Novel strategy for combustion enhancement of NH3-air mixture using gliding arc plasma

This study investigates the impact of gliding arc plasma (GAP) on the stability and emissions characteristics of a partially premixed ammonia (NH₃)-air swirling flames for wide ranges of global equivalence ratios (ϕ_g). A novel dual-swirl GAP combustor, incorporating conical central electrode serving as a bluff body, is used to generate a rotating gliding arc plasma within the fuel lance. The plasma power is maintained below 1.4 % of the thermal power of the flame across all experimental conditions. This is the first study to apply GAP directly to the fuel side, facilitating premixing immediately after plasma interaction. The results reveal that plasma significantly enhances lean and rich blowout limits by 15–20 % and 30–35 %, respectively. This is mainly due to the continuous local ignition effect through heating and the generation of active species pools.
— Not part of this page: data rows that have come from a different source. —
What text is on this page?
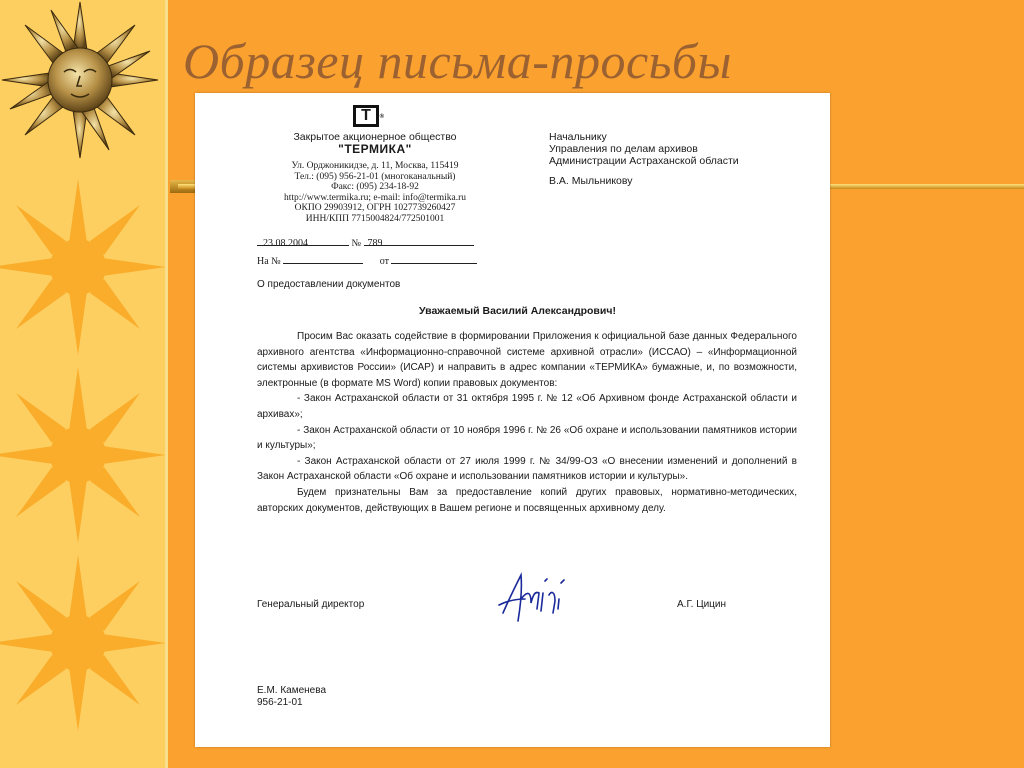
Образец письма-просьбы
T ®
Закрытое акционерное общество
"ТЕРМИКА"
Ул. Орджоникидзе, д. 11, Москва, 115419
Тел.: (095) 956-21-01 (многоканальный)
Факс: (095) 234-18-92
http://www.termika.ru; e-mail: info@termika.ru
ОКПО 29903912, ОГРН 1027739260427
ИНН/КПП 7715004824/772501001
Начальнику
Управления по делам архивов
Администрации Астраханской области
В.А. Мыльникову
23.08.2004	№ 789
На №	от
О предоставлении документов
Уважаемый Василий Александрович!

Просим Вас оказать содействие в формировании Приложения к официальной базе данных Федерального архивного агентства «Информационно-справочной системе архивной отрасли» (ИССАО) – «Информационной системы архивистов России» (ИСАР) и направить в адрес компании «ТЕРМИКА» бумажные, и, по возможности, электронные (в формате MS Word) копии правовых документов:

- Закон Астраханской области от 31 октября 1995 г. № 12 «Об Архивном фонде Астраханской области и архивах»;

- Закон Астраханской области от 10 ноября 1996 г. № 26 «Об охране и использовании памятников истории и культуры»;

- Закон Астраханской области от 27 июля 1999 г. № 34/99-ОЗ «О внесении изменений и дополнений в Закон Астраханской области «Об охране и использовании памятников истории и культуры».

Будем признательны Вам за предоставление копий других правовых, нормативно-методических, авторских документов, действующих в Вашем регионе и посвященных архивному делу.

Генеральный директор	А.Г. Цицин
Е.М. Каменева
956-21-01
Plasma actuation also results in a substantial reduction in NO and NO₂ emissions, decreasing by 40–80 % and 30–50 %, respectively, depending on ϕ_g in the range of 0.76 to 1.05. Simultaneously, OH* and NH₂* intensities increase by 30–60 % and 70–80 %, respectively. This could indicate an increased NH₂ production favouring NO consumption reactions. A notable NH₃ slip occurs at ϕ_g values exceeding 0.93 and 0.76, indicating incomplete combustion. Numerical results suggest that NO formation predominantly occurs via the HNO pathway, and that plasma conditions promote thermal De-NO_x reactions, notably through NH₂ + NO → NNH + OH and NH₂ + NO → N₂ + H₂O reactions. This study provides critical insights into the potential of GAP technique for advancing NH₃ combustion technologies, offering promising applications for sustainable energy systems.